Sorry exaggeration helps no one
I don't think there has been anything exaggerated in this thread at all. Hopefully we can keep this in the public forum because I know a lot of people are picking specialties based on projected income, even if they will never admit it to anyone.
I'll just ignore numbers from the past, because that world is dead to us. I'm also only going to use numbers I have personally seen or heard (i.e. a friend telling me they are making X salary for reason Y, not a friend telling me about rumors).
For the medical student lurkers, important definitions that are confusing because the way physicians "work" and get paid are different than other sectors of the economy:
"Private practice" can mean a few different things:
- "physician-owned" private practice means at least one or more docs formed an LLC (well, usually a PLLC) to provide services
- "employed" private practice usually means a doc is an employee of a community hospital and is paid in a similar way to "other" jobs (as in, they are given a W2 form to pay their taxes, hence the distinction you'll see between "W2 jobs" and other ways to get paid)
Within "physician-owned" private practice:
- there are groups that own the linear accelerators used to treat patients (and sometimes the property/real estate as well)
- there are groups that do not own the linear accelerators
When a private practice doctor treats a patient, how they are paid changes drastically based on who owns the equipment. Reimbursement from insurance is broken into "technical" and "professional" components, which is really like "overhead" and "expertise". If they own the equipment, they get both. If they don't own the equipment, the technical money goes to the hospital, and the professional component goes to the physician. Employed physicians are paid by the hospital in various ways, sometimes as a fixed salary, sometimes as a percentage of what they generate for the hospital, etc etc.
That's grossly oversimplified, but again...this isn't part of the med school curriculum.
1) Within the last 3-5 years, I know that private docs with technical revenue with a salary of $900k-$1.2mil. This is, of course, exceedingly rare now. This is not a number most of us can dream about, this is a number only for those with luck and pedigree...and an extra dose of luck. There are not a lot of private practices with technical revenue left.
2) For private docs (LLC) on professional revenue contracts on the moderate-to-high busy scale (meaning, 25-35 patients on beam per doc), full partner salary is generally $675k-$750k.
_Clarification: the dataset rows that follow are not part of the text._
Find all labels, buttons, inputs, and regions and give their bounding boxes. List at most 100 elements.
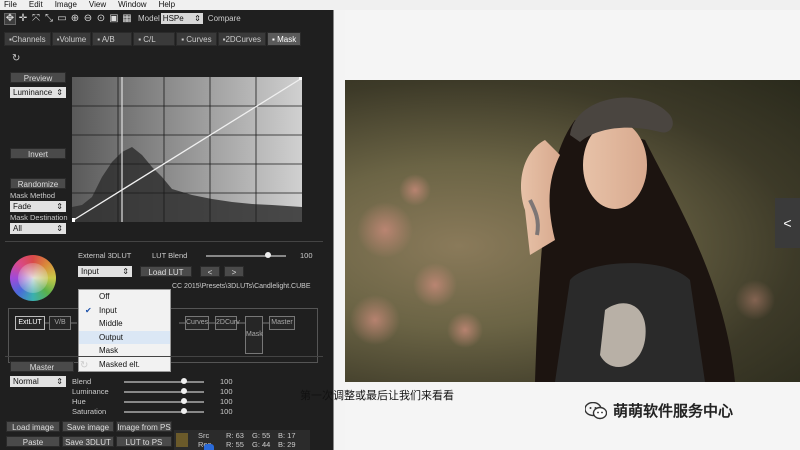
hue-slider-knob[interactable] [181,398,187,404]
slider-label: Saturation [72,407,107,416]
curve-point-end [299,77,302,80]
pipeline-node-mask[interactable]: Mask [245,316,263,354]
slider-value: 100 [220,387,233,396]
pipeline-node-vb[interactable]: V/B [49,316,71,330]
photo-illustration [350,97,775,382]
model-select[interactable]: HSPe ⇕ [160,13,203,24]
preview-button[interactable]: Preview [10,72,66,83]
lut-blend-slider-knob[interactable] [265,252,272,258]
compare-button[interactable]: Compare [208,14,241,23]
zoom-fit-icon[interactable]: ⊙ [95,13,107,25]
fit-icon[interactable]: ⤧ [30,13,42,25]
pipeline-node-curves[interactable]: Curves [185,316,209,330]
save-image-button[interactable]: Save image [62,421,114,432]
tab-ab[interactable]: ▪ A/B [92,32,133,46]
luminance-slider-knob[interactable] [181,388,187,394]
load-lut-button[interactable]: Load LUT [140,266,192,277]
mask-destination-select[interactable]: All ⇕ [10,223,66,234]
menu-help[interactable]: Help [159,0,175,10]
menubar: File Edit Image View Window Help [0,0,800,10]
refresh-icon[interactable]: ↻ [12,53,20,64]
grid-icon[interactable]: ▦ [121,13,133,25]
pipeline-node-master[interactable]: Master [269,316,295,330]
image-from-ps-button[interactable]: Image from PS [116,421,172,432]
blend-slider-knob[interactable] [181,378,187,384]
tab-curves[interactable]: ▪ Curves [176,32,217,46]
master-button[interactable]: Master [10,361,74,372]
move-icon[interactable]: ✥ [4,12,16,25]
src-r-value: 63 [235,431,244,440]
zoom-out-icon[interactable]: ⊖ [82,13,94,25]
saturation-slider[interactable] [124,411,204,413]
watermark-text: 萌萌软件服务中心 [613,403,734,420]
src-b-value: 17 [287,431,296,440]
slider-label: Luminance [72,387,109,396]
preview-photo [345,80,800,382]
watermark: 萌萌软件服务中心 [585,400,733,421]
mask-method-select[interactable]: Fade ⇕ [10,201,66,212]
zoom-in-icon[interactable]: ⊕ [69,13,81,25]
tab-bar: ▪Channels ▪Volume ▪ A/B ▪ C/L ▪ Curves ▪… [4,32,308,46]
dropdown-item-output[interactable]: Output [79,330,170,344]
curve-point-start [72,218,75,222]
mask-method-label: Mask Method [10,191,56,200]
slider-value: 100 [220,407,233,416]
slider-label: Hue [72,397,86,406]
tab-mask[interactable]: ▪ Mask [267,32,302,46]
mask-curve-editor[interactable] [72,77,302,222]
dropdown-item-off[interactable]: Off [79,290,170,304]
color-swatch [176,433,188,447]
lut-next-button[interactable]: > [224,266,244,277]
crosshair-icon[interactable]: ✛ [17,13,29,25]
lut-blend-slider[interactable] [206,255,286,257]
menu-view[interactable]: View [89,0,106,10]
color-wheel[interactable] [10,255,56,301]
next-arrow-button[interactable]: < [775,198,800,248]
lut-blend-label: LUT Blend [152,251,188,260]
master-refresh-icon[interactable]: ↻ [80,360,88,371]
saturation-slider-knob[interactable] [181,408,187,414]
lut-path: CC 2015\Presets\3DLUTs\Candlelight.CUBE [172,283,311,290]
dropdown-item-middle[interactable]: Middle [79,317,170,331]
channel-select[interactable]: Luminance ⇕ [10,87,66,98]
load-image-button[interactable]: Load image [6,421,60,432]
menu-image[interactable]: Image [55,0,77,10]
tab-2dcurves[interactable]: ▪2DCurves [217,32,267,46]
resize-icon[interactable]: ⤡ [43,13,55,25]
external-3dlut-label: External 3DLUT [78,251,132,260]
pipeline-node-2dcurves[interactable]: 2DCurv [215,316,240,330]
lut-input-select[interactable]: Input ⇕ [78,266,132,277]
luminance-slider[interactable] [124,391,204,393]
video-progress-knob[interactable] [204,444,214,450]
randomize-button[interactable]: Randomize [10,178,66,189]
pipeline-node-extlut[interactable]: ExtLUT [15,316,45,330]
menu-file[interactable]: File [4,0,17,10]
select-icon[interactable]: ▭ [56,13,68,25]
panel-divider[interactable] [333,10,345,450]
dropdown-item-input[interactable]: ✔ Input [79,304,170,318]
blend-mode-select[interactable]: Normal ⇕ [10,376,66,387]
res-r-value: 55 [235,440,244,449]
dropdown-item-masked-elt[interactable]: Masked elt. [79,358,170,372]
tab-volume[interactable]: ▪Volume [51,32,92,46]
src-g-value: 55 [262,431,271,440]
invert-button[interactable]: Invert [10,148,66,159]
pixel-readout: Src Res R: 63 G: 55 B: 17 R: 55 G: 44 B:… [174,430,310,450]
mask-destination-label: Mask Destination [10,213,68,222]
slider-value: 100 [220,397,233,406]
menu-edit[interactable]: Edit [29,0,43,10]
hue-slider[interactable] [124,401,204,403]
video-subtitle: 第一次调整或最后让我们来看看 [300,390,454,402]
blend-slider[interactable] [124,381,204,383]
menu-window[interactable]: Window [118,0,146,10]
lut-prev-button[interactable]: < [200,266,220,277]
save-3dlut-button[interactable]: Save 3DLUT [62,436,114,447]
tab-cl[interactable]: ▪ C/L [133,32,176,46]
tab-channels[interactable]: ▪Channels [4,32,51,46]
lut-to-ps-button[interactable]: LUT to PS [116,436,172,447]
src-label: Src [198,431,210,440]
paste-button[interactable]: Paste [6,436,60,447]
lut-input-dropdown[interactable]: Off ✔ Input Middle Output Mask Masked elt… [78,289,171,372]
view-icon[interactable]: ▣ [108,13,120,25]
toolbar: ✥ ✛ ⤧ ⤡ ▭ ⊕ ⊖ ⊙ ▣ ▦ Model HSPe ⇕ Compare [4,11,304,26]
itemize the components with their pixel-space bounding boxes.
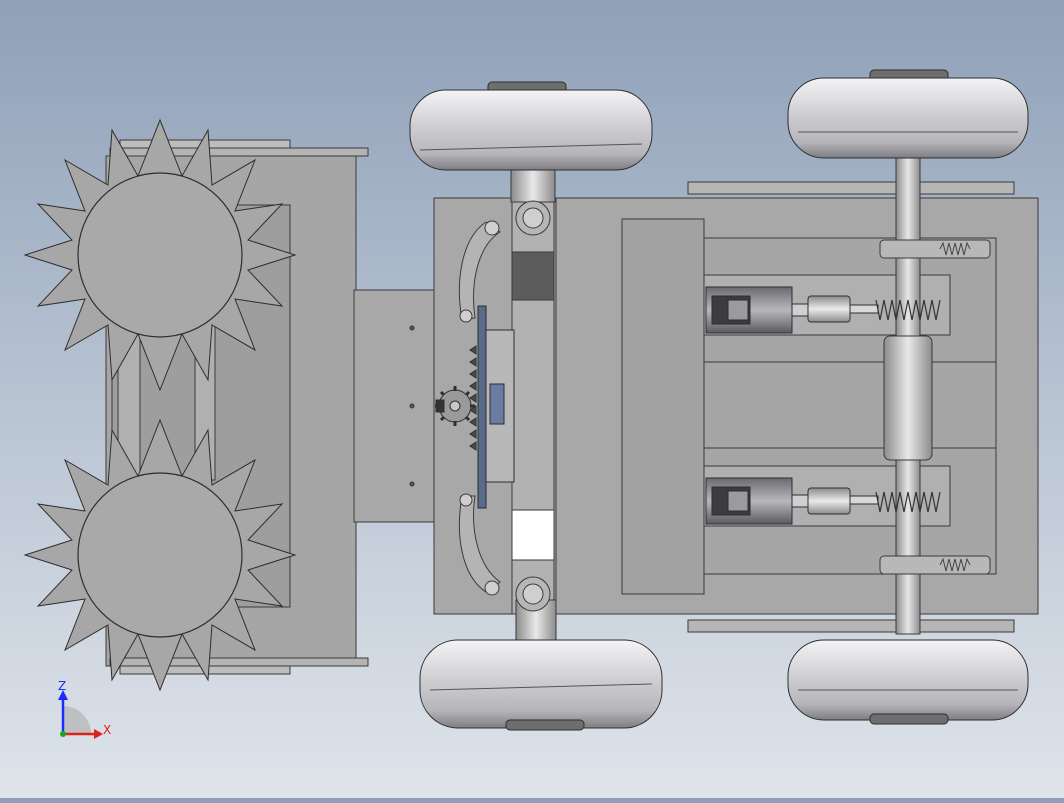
rack-bar [477,305,487,509]
tire-icon [409,89,653,171]
tire-icon [419,639,663,729]
spiked-roller-bottom [23,418,297,692]
coordinate-triad: Z X [58,679,111,739]
tire-icon [787,639,1029,721]
spiked-roller-top [23,118,297,392]
tire-front-top [409,81,653,171]
y-axis-dot [60,731,66,737]
assembly-drawing: Z X [23,69,1039,739]
x-axis-label: X [103,723,111,737]
cad-viewport[interactable]: Z X [0,0,1064,798]
z-axis-label: Z [58,679,66,693]
tire-rear-bottom [787,639,1029,725]
front-axle-column [510,169,557,643]
tire-icon [787,77,1029,159]
tire-rear-top [787,69,1029,159]
tire-front-bottom [419,639,663,731]
white-block [511,509,555,561]
dark-block [511,251,555,301]
steering-plate [353,289,437,523]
There are more of these types of groups out there than the linac-owning groups, but they're also selling out and vanishing as founding partners retire. These are the groups that generally start new (associate) physicians at $290k-$350k, and path to full partner ranges from 2-7 years.
3) For private docs employed by a hospital, max salary seems to be hovering in the $550k range right now. I know of "hybrid" groups (not traditional physician-owned LLCs but more "corporate") who max out closer to $600k. For these hybrid groups, there is also a period of 3-5 years of a lower/flat salary before switching more to a production-based salary, and that number seems to hover around $375k-$425k.
4) Finally, for "academia" (whatever that means in 2022), starting salaries last year and this year seem to mostly be around $280-$380k. Ceiling depends on geography - as always, more desirable areas make less. I know senior faculty in the northeast stuck at basically $450-500k, and the same level faculty making maybe $550k in semi-rural south/southeast.
So, yeah. Based on trends for the last 10 years, I would say that anyone who starts RadOnc residency in 2022 and graduates in 2027: the odds are overwhelming high that they will work either as a W2-employed physician for a hospital or as some flavor of "faculty" in an academic medical center (also as a W2 employee), will probably start around $300k (
not adjusted for inflation), have a ceiling around $500k, and can expect to make less if they practice in a more "desirable" geography.